To further improve my model’s performance, I have identified three key areas for improvement. One, as briefly touched on a few sections above, is to refine the training dataset by removing data points that differ from the target dataset. This would include non-English text, gibberish, or other irrelevant content. This would be possible to implement through tokenization and normalization techniques–such as regular expressions or tools from NLTK, a natural language processing library. Removing and normalizing the data would ensure that the feature vectors created are more representative of the target data, resulting in more meaningful patterns identified. Similarly, it would also be a great idea to confirm that the labels of the training data are correct before using them to train the model. A second change would be to adjust my LogisticRegression parameters to check if other multinomial solvers, such as newton-cg or sag, would be better choices than the default one, lbfgs. Alternatively, an ideal approach could be to utilize TFIDFVectorizer, which would assist in weighting the frequency of the words, as opposed to CountVectorizer. Additionally, I could build a confusion matrix to conduct more thorough error analysis. This matrix would allow me to break down the model’s predictions into true positives, false positives, false negatives, and true negatives—offering insight into where misclassifications occur.
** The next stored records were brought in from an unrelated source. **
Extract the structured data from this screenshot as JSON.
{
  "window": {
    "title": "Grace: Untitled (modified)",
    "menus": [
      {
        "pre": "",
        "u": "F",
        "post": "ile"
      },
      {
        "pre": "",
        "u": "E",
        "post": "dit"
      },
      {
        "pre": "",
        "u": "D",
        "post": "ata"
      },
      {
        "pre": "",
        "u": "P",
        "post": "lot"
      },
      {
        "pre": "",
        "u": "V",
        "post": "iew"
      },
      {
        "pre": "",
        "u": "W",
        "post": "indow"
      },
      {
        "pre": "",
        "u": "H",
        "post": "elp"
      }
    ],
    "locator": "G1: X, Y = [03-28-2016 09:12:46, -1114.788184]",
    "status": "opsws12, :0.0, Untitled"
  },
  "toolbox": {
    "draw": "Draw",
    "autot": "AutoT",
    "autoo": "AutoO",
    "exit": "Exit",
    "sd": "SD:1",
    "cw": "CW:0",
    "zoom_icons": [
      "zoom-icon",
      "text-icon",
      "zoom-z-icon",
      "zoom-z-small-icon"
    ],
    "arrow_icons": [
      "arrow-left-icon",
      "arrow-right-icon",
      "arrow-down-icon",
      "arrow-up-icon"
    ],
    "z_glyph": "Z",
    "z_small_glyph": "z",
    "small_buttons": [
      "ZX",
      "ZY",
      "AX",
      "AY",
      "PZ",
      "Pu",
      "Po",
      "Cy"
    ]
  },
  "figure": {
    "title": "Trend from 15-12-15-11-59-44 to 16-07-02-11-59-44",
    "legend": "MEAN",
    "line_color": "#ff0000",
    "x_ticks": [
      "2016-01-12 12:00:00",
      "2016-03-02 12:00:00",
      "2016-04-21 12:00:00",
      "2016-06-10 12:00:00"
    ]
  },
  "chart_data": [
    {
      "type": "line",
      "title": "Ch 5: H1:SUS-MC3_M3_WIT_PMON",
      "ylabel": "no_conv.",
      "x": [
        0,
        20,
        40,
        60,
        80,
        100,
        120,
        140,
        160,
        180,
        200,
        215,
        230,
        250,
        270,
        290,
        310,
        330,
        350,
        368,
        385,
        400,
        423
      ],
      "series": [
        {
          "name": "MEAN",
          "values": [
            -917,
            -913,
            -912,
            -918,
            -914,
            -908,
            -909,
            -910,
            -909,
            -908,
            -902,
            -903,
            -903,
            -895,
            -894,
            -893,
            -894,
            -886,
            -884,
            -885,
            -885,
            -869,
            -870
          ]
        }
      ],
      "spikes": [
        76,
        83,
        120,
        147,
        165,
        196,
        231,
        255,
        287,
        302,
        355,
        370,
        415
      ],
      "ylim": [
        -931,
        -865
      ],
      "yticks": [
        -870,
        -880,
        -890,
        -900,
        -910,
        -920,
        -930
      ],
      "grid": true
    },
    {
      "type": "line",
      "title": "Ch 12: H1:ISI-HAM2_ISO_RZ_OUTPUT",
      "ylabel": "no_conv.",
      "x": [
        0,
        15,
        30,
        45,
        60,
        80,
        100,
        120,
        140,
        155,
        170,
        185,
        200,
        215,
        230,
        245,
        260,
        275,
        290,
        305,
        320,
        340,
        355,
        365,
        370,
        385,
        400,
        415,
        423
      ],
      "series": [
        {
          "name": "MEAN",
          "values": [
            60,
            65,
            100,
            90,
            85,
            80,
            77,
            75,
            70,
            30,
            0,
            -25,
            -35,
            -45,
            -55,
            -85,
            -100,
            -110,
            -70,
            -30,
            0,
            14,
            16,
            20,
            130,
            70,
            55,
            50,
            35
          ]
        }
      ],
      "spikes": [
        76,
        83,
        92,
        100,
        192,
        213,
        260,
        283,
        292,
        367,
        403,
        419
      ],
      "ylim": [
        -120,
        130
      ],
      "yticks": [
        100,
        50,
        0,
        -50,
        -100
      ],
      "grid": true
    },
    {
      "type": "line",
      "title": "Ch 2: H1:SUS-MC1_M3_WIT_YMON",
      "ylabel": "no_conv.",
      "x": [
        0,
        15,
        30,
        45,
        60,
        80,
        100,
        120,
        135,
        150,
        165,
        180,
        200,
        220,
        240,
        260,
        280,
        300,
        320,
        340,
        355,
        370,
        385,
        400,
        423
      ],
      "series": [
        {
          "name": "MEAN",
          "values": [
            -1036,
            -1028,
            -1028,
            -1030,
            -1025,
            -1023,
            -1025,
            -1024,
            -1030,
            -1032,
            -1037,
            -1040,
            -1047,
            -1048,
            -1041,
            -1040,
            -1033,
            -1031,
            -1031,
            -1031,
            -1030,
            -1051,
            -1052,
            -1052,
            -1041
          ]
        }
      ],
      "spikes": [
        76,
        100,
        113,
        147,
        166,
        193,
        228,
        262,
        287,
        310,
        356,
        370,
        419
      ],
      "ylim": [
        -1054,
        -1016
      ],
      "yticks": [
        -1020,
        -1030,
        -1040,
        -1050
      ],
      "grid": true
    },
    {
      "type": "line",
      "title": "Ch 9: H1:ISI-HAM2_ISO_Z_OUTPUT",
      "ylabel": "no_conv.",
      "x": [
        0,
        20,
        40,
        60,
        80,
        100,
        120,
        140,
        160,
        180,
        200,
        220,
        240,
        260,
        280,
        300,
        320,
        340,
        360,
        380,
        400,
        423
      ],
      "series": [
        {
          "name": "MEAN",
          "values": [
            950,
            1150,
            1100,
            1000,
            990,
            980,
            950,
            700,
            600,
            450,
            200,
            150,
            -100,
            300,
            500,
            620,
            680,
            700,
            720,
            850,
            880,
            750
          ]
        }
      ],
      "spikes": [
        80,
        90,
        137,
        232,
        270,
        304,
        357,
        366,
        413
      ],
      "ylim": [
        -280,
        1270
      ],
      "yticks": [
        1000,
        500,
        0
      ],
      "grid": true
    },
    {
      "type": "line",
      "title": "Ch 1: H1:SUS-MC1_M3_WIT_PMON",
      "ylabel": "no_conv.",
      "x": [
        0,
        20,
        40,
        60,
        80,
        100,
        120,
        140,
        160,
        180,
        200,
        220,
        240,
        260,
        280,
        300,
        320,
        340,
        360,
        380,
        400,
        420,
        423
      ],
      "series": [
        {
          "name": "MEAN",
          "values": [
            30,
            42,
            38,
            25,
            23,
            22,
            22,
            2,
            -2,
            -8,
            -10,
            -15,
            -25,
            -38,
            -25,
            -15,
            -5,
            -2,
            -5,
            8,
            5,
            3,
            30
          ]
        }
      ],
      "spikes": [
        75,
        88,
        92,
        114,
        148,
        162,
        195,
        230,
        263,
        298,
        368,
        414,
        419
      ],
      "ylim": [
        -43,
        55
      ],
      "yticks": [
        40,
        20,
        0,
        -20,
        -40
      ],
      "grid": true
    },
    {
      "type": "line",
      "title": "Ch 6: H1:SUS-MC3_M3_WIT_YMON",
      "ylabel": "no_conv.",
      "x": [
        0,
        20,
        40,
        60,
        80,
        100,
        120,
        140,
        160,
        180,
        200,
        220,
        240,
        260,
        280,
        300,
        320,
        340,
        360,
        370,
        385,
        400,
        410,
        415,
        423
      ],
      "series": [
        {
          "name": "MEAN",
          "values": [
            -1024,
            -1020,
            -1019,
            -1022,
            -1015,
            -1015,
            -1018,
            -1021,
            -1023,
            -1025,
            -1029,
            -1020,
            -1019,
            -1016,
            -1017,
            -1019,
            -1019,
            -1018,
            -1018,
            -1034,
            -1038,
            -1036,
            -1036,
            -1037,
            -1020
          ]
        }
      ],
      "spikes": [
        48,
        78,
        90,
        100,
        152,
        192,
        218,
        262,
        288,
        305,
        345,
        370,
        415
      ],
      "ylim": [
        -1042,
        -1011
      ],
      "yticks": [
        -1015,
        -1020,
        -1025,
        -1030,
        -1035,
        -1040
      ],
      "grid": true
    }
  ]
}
By reviewing these in conjunction with the actual text inputs, I could better understand error patterns and make targeted adjustments to improve the model’s classification of edge cases.
Final Thoughts
While working on this project, I gained valuable experiences that I can apply towards future projects or professional roles. I developed stronger skills in data handling and preprocessing, working with pandas and NumPy to read, analyze, and clean large datasets. Through exploratory data analysis, I learned to identify inconsistences and filter out irrelevant content. I also deepened my understanding of natural language processing techniques, working with packages such as scikit-learn to convert text into feature vectors and tuning model parameters for precision. Overall, this project helped me build confidence in areas of data quality, feature engineering, and model evaluation.